Code Acts in Education: Edtech, Coronavirus, and Commercialization in Public Education
Schools and universities have been closed during lockdowns around the world, while education technology markets have been thriving. Photo by moren hsu on Unsplash
While the opening months of 2020 have been marked by huge disruptions to education at an international scale, some organizations have thrived during the coronavirus pandemic. According to the education markets consultancy HolonIQ, the first three months of the year ‘delivered $3B of Global EdTech Venture Capital, nearly 10% of the prior decade’s total, in just the first quarter of the new decade.’ April even saw the largest-ever venture capital investment in an edtech company, with Beijing-based Yuanfudao receiving $1billion USD for its AI-based online tutoring and homework platform. The company has become the first coronavirus crisis edtech unicorn, during a remarkable quarter of a year for commercial edtech and education markets.
The rapid expansion of commercial edtech during the large-scale closure of schools and universities is the focus for a new project supported by Educational International, the Global Union Federation that represents organizations of teachers and other education employees around the world. The project is a collaboration with Anna Hogan at the University of Queensland. We’ll be bringing together Anna’s research expertise in education policy, marketization, privatization and commercialization with my experiences of researching edtech over the last decade. The project will help inform EI’s response to the COVID-19 crisis, but also its longer-term work on commercialization in public education internationally.
We’ve started initial work already, gathering evidence of commercial edtech activity over the last few months. It includes:
- global tech businesses offering free access to resources for schools and parents (including Google’s Teach from Home initiative)
- edu-startups advancing data analytics technologies as homeschooling solutions (e.g. Century Tech’s AI engine for ‘personalized learning’ at home)
- large-scale global edtech networks (such as the ISTE/EdSurge Covid19 Education Coalition)
- think tank, consultancy and tech-philanthropic support for edtech during the pandemic (e.g. Chan Zuckerberg Initiative awards for edtech solutions)
- national government agreements and partnerships with tech firms (such as UK Department for Education agreement with Microsoft and Google)
- venture capital investments and private equity interest in online learning platforms (i.e. academic public-private partnerships between universities and OPM providers)
Beyond mapping out and trying to understand these organizations, networks, and activities, the project is also guided by larger questions and concerns. These include questions about the long-term consequences for public education of the emergency switch to online learning and edtech, and the implications for education systems in different international contexts. Already, we are finding claims and arguments for making current emergency measures into lasting reforms, in ways which often reflect pre-existing aims and visions for the future of education. We’ll be mobilizing some conceptual resources from the study of policy networks, the global education industry, education markets, and critical edtech to analyse these developments and consider how they might shape the recovery of public education beyond the pandemic.

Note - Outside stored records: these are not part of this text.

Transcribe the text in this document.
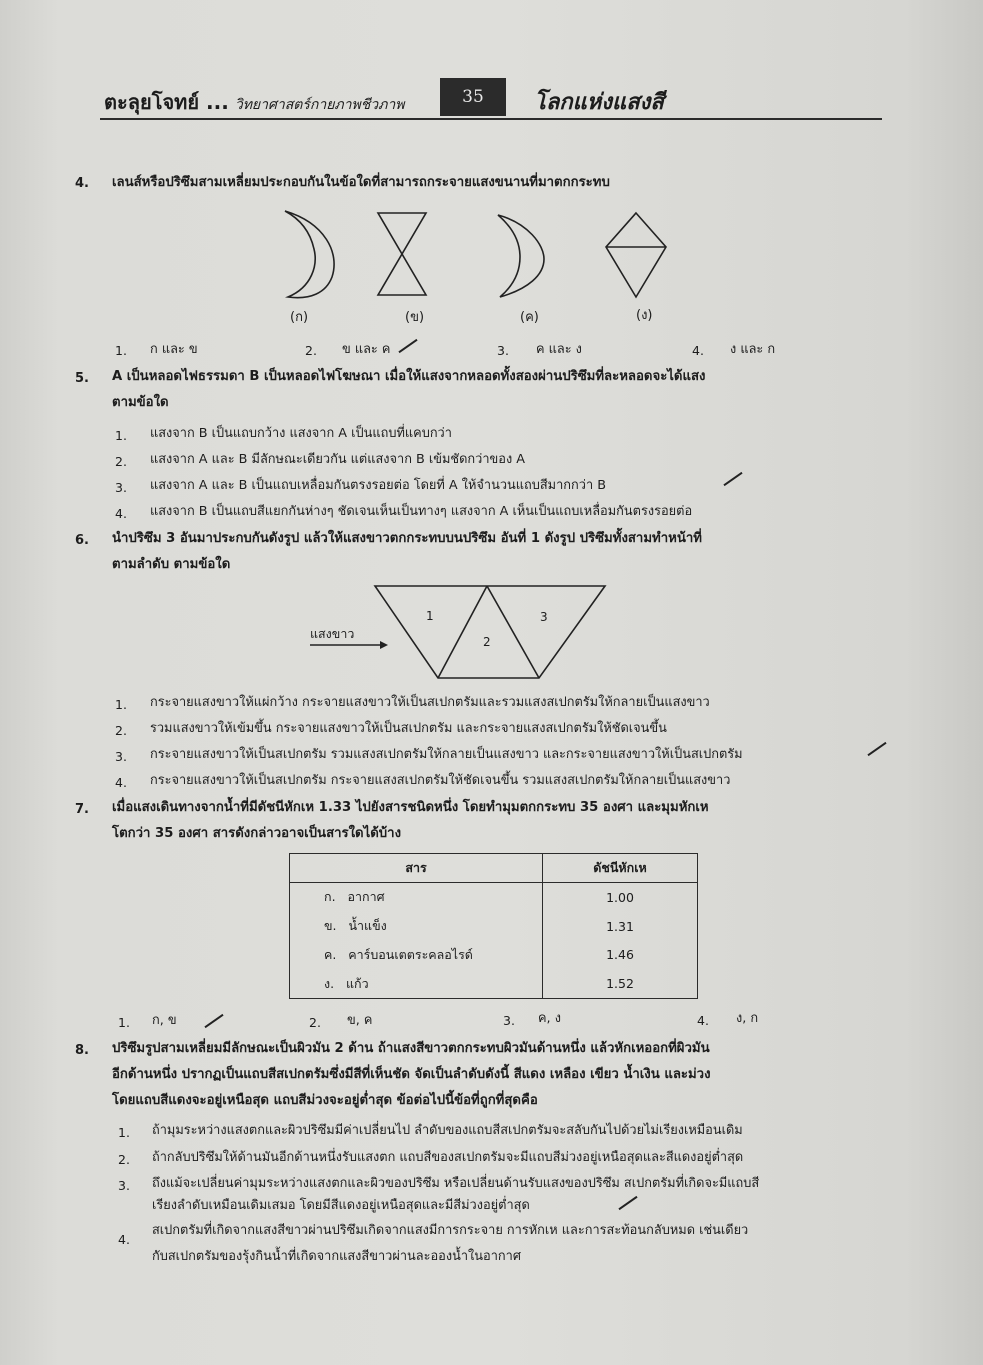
ตะลุยโจทย์ ... วิทยาศาสตร์กายภาพชีวภาพ	35	โลกแห่งแสงสี
4. เลนส์หรือปริซึมสามเหลี่ยมประกอบกันในข้อใดที่สามารถกระจายแสงขนานที่มาตกกระทบ
(ก)	(ข)	(ค)	(ง)
1. ก และ ข	2. ข และ ค	3. ค และ ง	4. ง และ ก
5. A เป็นหลอดไฟธรรมดา B เป็นหลอดไฟโฆษณา เมื่อให้แสงจากหลอดทั้งสองผ่านปริซึมที่ละหลอดจะได้แสง
ตามข้อใด
1. แสงจาก B เป็นแถบกว้าง แสงจาก A เป็นแถบที่แคบกว่า
2. แสงจาก A และ B มีลักษณะเดียวกัน แต่แสงจาก B เข้มชัดกว่าของ A
3. แสงจาก A และ B เป็นแถบเหลื่อมกันตรงรอยต่อ โดยที่ A ให้จำนวนแถบสีมากกว่า B
4. แสงจาก B เป็นแถบสีแยกกันห่างๆ ชัดเจนเห็นเป็นทางๆ แสงจาก A เห็นเป็นแถบเหลื่อมกันตรงรอยต่อ
6. นำปริซึม 3 อันมาประกบกันดังรูป แล้วให้แสงขาวตกกระทบบนปริซึม อันที่ 1 ดังรูป ปริซึมทั้งสามทำหน้าที่
ตามลำดับ ตามข้อใด
แสงขาว
1
2
3
1. กระจายแสงขาวให้แผ่กว้าง กระจายแสงขาวให้เป็นสเปกตรัมและรวมแสงสเปกตรัมให้กลายเป็นแสงขาว
2. รวมแสงขาวให้เข้มขึ้น กระจายแสงขาวให้เป็นสเปกตรัม และกระจายแสงสเปกตรัมให้ชัดเจนขึ้น
3. กระจายแสงขาวให้เป็นสเปกตรัม รวมแสงสเปกตรัมให้กลายเป็นแสงขาว และกระจายแสงขาวให้เป็นสเปกตรัม
4. กระจายแสงขาวให้เป็นสเปกตรัม กระจายแสงสเปกตรัมให้ชัดเจนขึ้น รวมแสงสเปกตรัมให้กลายเป็นแสงขาว
7. เมื่อแสงเดินทางจากน้ำที่มีดัชนีหักเห 1.33 ไปยังสารชนิดหนึ่ง โดยทำมุมตกกระทบ 35 องศา และมุมหักเห
โตกว่า 35 องศา สารดังกล่าวอาจเป็นสารใดได้บ้าง
สาร	ดัชนีหักเห
ก. อากาศ	1.00
ข. น้ำแข็ง	1.31
ค. คาร์บอนเตตระคลอไรด์	1.46
ง. แก้ว	1.52
1. ก, ข	2. ข, ค	3. ค, ง	4. ง, ก
8. ปริซึมรูปสามเหลี่ยมมีลักษณะเป็นผิวมัน 2 ด้าน ถ้าแสงสีขาวตกกระทบผิวมันด้านหนึ่ง แล้วหักเหออกที่ผิวมัน
อีกด้านหนึ่ง ปรากฏเป็นแถบสีสเปกตรัมซึ่งมีสีที่เห็นชัด จัดเป็นลำดับดังนี้ สีแดง เหลือง เขียว น้ำเงิน และม่วง
โดยแถบสีแดงจะอยู่เหนือสุด แถบสีม่วงจะอยู่ต่ำสุด ข้อต่อไปนี้ข้อที่ถูกที่สุดคือ
1. ถ้ามุมระหว่างแสงตกและผิวปริซึมมีค่าเปลี่ยนไป ลำดับของแถบสีสเปกตรัมจะสลับกันไปด้วยไม่เรียงเหมือนเดิม
2. ถ้ากลับปริซึมให้ด้านมันอีกด้านหนึ่งรับแสงตก แถบสีของสเปกตรัมจะมีแถบสีม่วงอยู่เหนือสุดและสีแดงอยู่ต่ำสุด
3. ถึงแม้จะเปลี่ยนค่ามุมระหว่างแสงตกและผิวของปริซึม หรือเปลี่ยนด้านรับแสงของปริซึม สเปกตรัมที่เกิดจะมีแถบสี
เรียงลำดับเหมือนเดิมเสมอ โดยมีสีแดงอยู่เหนือสุดและมีสีม่วงอยู่ต่ำสุด
4.
สเปกตรัมที่เกิดจากแสงสีขาวผ่านปริซึมเกิดจากแสงมีการกระจาย การหักเห และการสะท้อนกลับหมด เช่นเดียว
กับสเปกตรัมของรุ้งกินน้ำที่เกิดจากแสงสีขาวผ่านละอองน้ำในอากาศ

Some of my own tentative thoughts on the possible long-term consequences and implications were sketched out in a previous post. In this project on edtech, coronavirus and commercialization we hope to much more clearly understand how emerging networks of organizations across sectors and national borders are both seeking to solve the short-term global disruption of education, and paving the way for longer-term transformations to education systems, institutions and practice.